L’inefficacia della sanzione penale: l’omesso mantenimento del figlio legittimo
Coloro che hanno la fortuna, o in alcuni casi la sventura, di frequentare assiduamente le aule di giustizia quali operatori del diritto, sanno quanto difficile possa essere l’applicazione, nel caso concreto, dei valori e dei principi di ogni orientamento democratico che si rispetti, sovente in palese disaccordo con la realtà fattuale e la stessa amministrazione della giustizia.
Gli “eletti” di cui sopra sanno, altresì, che vi è un intero ramo del codice penale che punisce, con pene più o meno severe, tutti quei reati maturati in ambito familiare, idonei ad incidere sul bene più caro di ognuno di noi, ovvero il diritto alla serenità in ambito domestico, prevedendo sanzioni penali piuttosto articolate e, in taluni casi, l’applicazione di pene accessorie limitative della potestà genitoriale. La tutela penale, pur se sulla carta esistente, è di fatto inefficace a perseguire le finalità previste dal legislatore sul punto: le stesse sanzioni, qualora comminate, sono di per sé blande e destinate a rimanere inefficaci di fatto, specie se si accompagnano a pretese risarcitorie che difficilmente si tradurranno in realtà, complice la particolare abilità di taluni soggetti ad occultare i propri patrimoni.
Qualche tempo fa, un giovane studente universitario si è presentato allo studio del legale, allo scopo di farsi assistere in un imminente processo: continuando l’opera iniziata anni addietro dalla madre, e comunque non pervenuta ad alcun risultato concreto, il giovane aveva denunciato il proprio padre naturale il quale, all’indomani del divorzio, si era praticamente dimenticato di lui, dedicandosi completamente ad una nuova compagna ed ai tre figli nati dal legame con la stessa. Il reato ravvisato dall’accusa non era quello di violazione degli obblighi di assistenza familiare (art. 570 c.p.), ma quello che punisce l’omesso versamento dell’assegno divorzile, di cui alla legge n. 898 del 1.12.1970, posto che il genitore non aveva mai provveduto al pagamento dell’irrisoria somma stabilita dal giudice civile in sede di separazione prima, e divorzio poi.

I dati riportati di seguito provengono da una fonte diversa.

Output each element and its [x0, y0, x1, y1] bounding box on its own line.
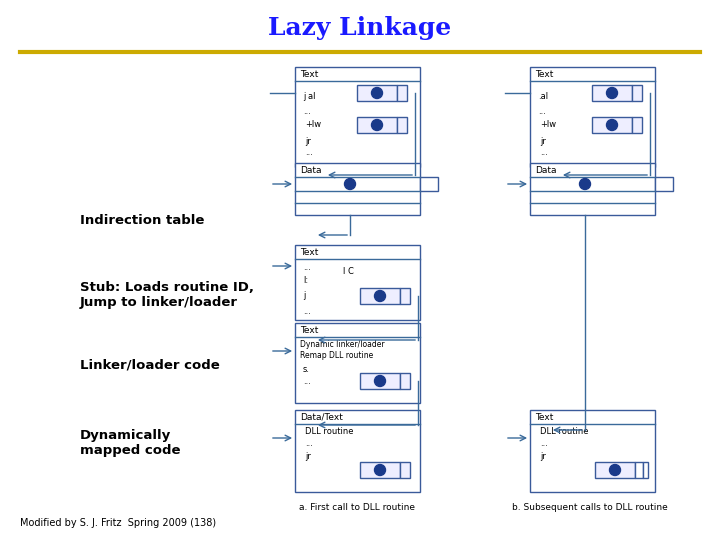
Text: DLL routine: DLL routine: [540, 427, 588, 436]
Text: j: j: [303, 291, 305, 300]
Text: Modified by S. J. Fritz  Spring 2009 (138): Modified by S. J. Fritz Spring 2009 (138…: [20, 518, 216, 528]
Bar: [295, 163, 420, 215]
Circle shape: [374, 291, 385, 301]
Text: ...: ...: [540, 148, 548, 157]
Text: ...: ...: [303, 307, 311, 316]
Text: Text: Text: [300, 326, 318, 335]
Bar: [295, 245, 420, 320]
Text: Stub: Loads routine ID,
Jump to linker/loader: Stub: Loads routine ID, Jump to linker/l…: [80, 281, 254, 309]
Text: jr: jr: [305, 452, 311, 461]
Circle shape: [344, 179, 356, 190]
Text: jr: jr: [540, 452, 546, 461]
Bar: [635, 462, 643, 478]
Bar: [295, 410, 420, 492]
Bar: [592, 85, 632, 101]
Bar: [295, 67, 420, 167]
Circle shape: [580, 179, 590, 190]
Text: ...: ...: [538, 107, 546, 116]
Text: +lw: +lw: [540, 120, 556, 129]
Text: Data/Text: Data/Text: [300, 413, 343, 422]
Text: jr: jr: [305, 137, 311, 146]
Circle shape: [372, 119, 382, 131]
Text: ...: ...: [305, 148, 313, 157]
Text: ...: ...: [303, 263, 311, 272]
Text: a. First call to DLL routine: a. First call to DLL routine: [299, 503, 415, 512]
Bar: [295, 323, 420, 403]
Text: .al: .al: [538, 92, 548, 101]
Text: jr: jr: [540, 137, 546, 146]
Text: Text: Text: [300, 70, 318, 79]
Bar: [530, 163, 655, 215]
Bar: [397, 85, 407, 101]
Text: Lazy Linkage: Lazy Linkage: [269, 16, 451, 40]
Bar: [360, 462, 400, 478]
Bar: [592, 117, 632, 133]
Text: j al: j al: [303, 92, 315, 101]
Text: Indirection table: Indirection table: [80, 213, 204, 226]
Circle shape: [374, 375, 385, 387]
Text: Dynamically
mapped code: Dynamically mapped code: [80, 429, 181, 457]
Text: ...: ...: [303, 107, 311, 116]
Text: s.: s.: [303, 365, 310, 374]
Bar: [397, 117, 407, 133]
Bar: [530, 410, 655, 492]
Bar: [655, 177, 673, 191]
Bar: [400, 462, 410, 478]
Bar: [632, 117, 642, 133]
Bar: [400, 373, 410, 389]
Bar: [632, 85, 642, 101]
Text: b. Subsequent calls to DLL routine: b. Subsequent calls to DLL routine: [512, 503, 668, 512]
Text: DLL routine: DLL routine: [305, 427, 354, 436]
Text: Text: Text: [300, 248, 318, 257]
Bar: [643, 462, 648, 478]
Bar: [357, 117, 397, 133]
Text: Text: Text: [535, 70, 554, 79]
Text: Remap DLL routine: Remap DLL routine: [300, 351, 373, 360]
Text: l:: l:: [303, 276, 308, 285]
Bar: [360, 288, 400, 304]
Bar: [357, 85, 397, 101]
Bar: [400, 288, 410, 304]
Circle shape: [610, 464, 621, 476]
Circle shape: [374, 464, 385, 476]
Text: l C: l C: [343, 267, 354, 276]
Bar: [360, 373, 400, 389]
Text: ...: ...: [540, 439, 548, 448]
Text: Linker/loader code: Linker/loader code: [80, 359, 220, 372]
Bar: [420, 177, 438, 191]
Text: Data: Data: [535, 166, 557, 175]
Text: +lw: +lw: [305, 120, 321, 129]
Circle shape: [606, 119, 618, 131]
Text: Data: Data: [300, 166, 322, 175]
Circle shape: [372, 87, 382, 98]
Text: ...: ...: [303, 377, 311, 386]
Text: Dynamic linker/loader: Dynamic linker/loader: [300, 340, 384, 349]
Circle shape: [606, 87, 618, 98]
Bar: [595, 462, 635, 478]
Text: ...: ...: [305, 439, 313, 448]
Bar: [530, 67, 655, 167]
Text: Text: Text: [535, 413, 554, 422]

L’inadempimento, contestato dall’indomani del divorzio, aveva in realtà radici più lontane. Il giovane universitario, pur abitando nello stesso paese del padre e della nuova compagna, non era neanche in grado di riconoscerlo, avendo dovuto subire un vero e proprio abbandono, da parte del proprio genitore, quando era ancora un bambino. All’udienza dibattimentale il giudicante, nell’esercizio dei poteri discrezionali riconosciutigli dalla legge, ha condannato il padre del giovane ad una sanzione meramente pecuniaria: il reato di cui all’art. 12 sexies, difatti, è punito con le medesime pene del reato di cui all’art.570 c.p. che, in caso di persona offesa maggiorenne, non prevede l’obbligatorietà della pena detentiva per espressa previsione legislativa.

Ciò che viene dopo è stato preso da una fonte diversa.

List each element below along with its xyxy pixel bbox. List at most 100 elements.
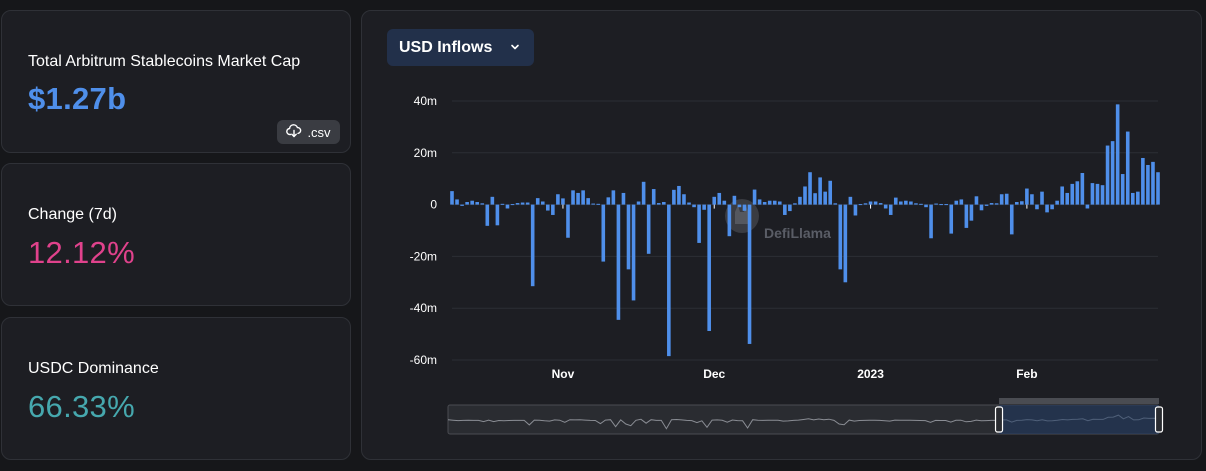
bar xyxy=(450,191,454,205)
bar xyxy=(1004,193,1009,205)
brush-handle-right[interactable] xyxy=(1154,406,1164,433)
bar xyxy=(732,195,737,205)
bar xyxy=(485,204,490,226)
bar xyxy=(1080,173,1085,205)
bar xyxy=(525,202,530,205)
bar xyxy=(621,192,626,205)
cloud-download-icon xyxy=(286,123,302,142)
bar xyxy=(540,201,545,205)
change-7d-value: 12.12% xyxy=(28,235,135,270)
bar xyxy=(1120,174,1125,205)
x-tick-label: 2023 xyxy=(857,367,884,381)
bar xyxy=(520,202,525,205)
bar xyxy=(1045,204,1049,213)
bar xyxy=(1146,164,1150,205)
bar xyxy=(1105,145,1110,205)
change-7d-label: Change (7d) xyxy=(28,206,117,223)
bar xyxy=(576,192,580,205)
bar xyxy=(1040,191,1044,205)
bar xyxy=(803,186,807,205)
bar xyxy=(546,204,550,211)
chart-type-dropdown[interactable]: USD Inflows xyxy=(387,29,534,66)
bar xyxy=(899,201,903,205)
bar xyxy=(1110,141,1115,205)
usdc-dominance-value: 66.33% xyxy=(28,389,135,424)
bar xyxy=(515,203,520,205)
bar xyxy=(470,200,474,205)
x-tick-label: Feb xyxy=(1016,367,1037,381)
bar xyxy=(1085,204,1090,209)
bar xyxy=(480,203,485,205)
bar xyxy=(1075,181,1080,205)
bar xyxy=(727,204,732,237)
csv-label: .csv xyxy=(307,124,331,140)
bar xyxy=(677,185,681,205)
bar xyxy=(783,204,787,215)
bars xyxy=(450,104,1160,357)
bar xyxy=(722,200,727,205)
market-cap-card: Total Arbitrum Stablecoins Market Cap $1… xyxy=(1,10,351,153)
bar xyxy=(1065,192,1070,205)
bar xyxy=(651,189,656,205)
bar xyxy=(1100,185,1105,205)
bar xyxy=(833,203,838,205)
bar xyxy=(939,204,943,206)
bar xyxy=(571,190,575,205)
bar xyxy=(762,202,767,205)
bar xyxy=(904,200,908,205)
time-range-brush[interactable] xyxy=(447,398,1164,435)
chevron-down-icon xyxy=(511,44,519,50)
bar xyxy=(1070,183,1075,205)
bar xyxy=(682,194,686,205)
chart-card: DefiLlama 40m 20m 0 -20m -40m -60m Nov Dec 2023… xyxy=(361,10,1202,460)
bar xyxy=(1025,188,1029,205)
bar xyxy=(1095,183,1100,205)
y-tick-label: 0 xyxy=(430,198,437,212)
bar xyxy=(914,203,918,205)
bar xyxy=(974,196,979,205)
bar xyxy=(601,204,606,262)
bar xyxy=(929,204,933,239)
bar xyxy=(979,204,984,211)
y-axis-ticks: 40m 20m 0 -20m -40m -60m xyxy=(410,94,438,367)
bar xyxy=(924,204,928,208)
bar xyxy=(959,199,964,205)
bar xyxy=(667,204,671,357)
bar xyxy=(641,181,646,205)
bar xyxy=(530,204,535,287)
bar xyxy=(813,193,817,205)
bar xyxy=(656,203,661,205)
x-tick-label: Nov xyxy=(552,367,575,381)
bar xyxy=(742,204,747,211)
bar xyxy=(863,203,868,205)
bar xyxy=(823,191,827,205)
brush-selection xyxy=(999,405,1159,434)
market-cap-label: Total Arbitrum Stablecoins Market Cap xyxy=(28,53,301,70)
brush-drag-bar xyxy=(999,398,1159,404)
bar xyxy=(989,203,994,205)
bar xyxy=(606,197,611,205)
bar xyxy=(460,204,464,206)
usd-inflows-chart: DefiLlama 40m 20m 0 -20m -40m -60m Nov Dec 2023… xyxy=(410,94,1164,435)
bar xyxy=(919,203,923,205)
bar xyxy=(692,204,696,208)
bar xyxy=(596,203,601,205)
bar xyxy=(777,201,782,205)
bar xyxy=(1136,191,1140,205)
bar xyxy=(878,203,883,205)
brush-handle-left[interactable] xyxy=(994,406,1004,433)
bar xyxy=(757,199,762,205)
bar xyxy=(798,196,802,205)
bar xyxy=(1115,104,1120,205)
bar xyxy=(788,204,792,212)
bar xyxy=(611,190,616,205)
usdc-dominance-label: USDC Dominance xyxy=(28,360,159,377)
download-csv-button[interactable]: .csv xyxy=(277,120,340,144)
bar xyxy=(1141,157,1145,205)
bar xyxy=(868,201,873,205)
bar xyxy=(1009,204,1014,235)
bar xyxy=(702,204,706,210)
bar xyxy=(1156,172,1160,205)
bar xyxy=(1125,131,1130,205)
bar xyxy=(566,204,570,238)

Una pena del genere, purtroppo, alimenta la convinzione della sostanziale impunità di taluni reati, disincentivando l’adozione di comportamenti moralmente e giuridicamente leciti da parte di chi, diventato genitore più volte, contragga nuovi legami dimenticandosi di quelli precedenti, facendo si che un figlio diventi poco più che un fardello del quale liberarsi con estrema facilità.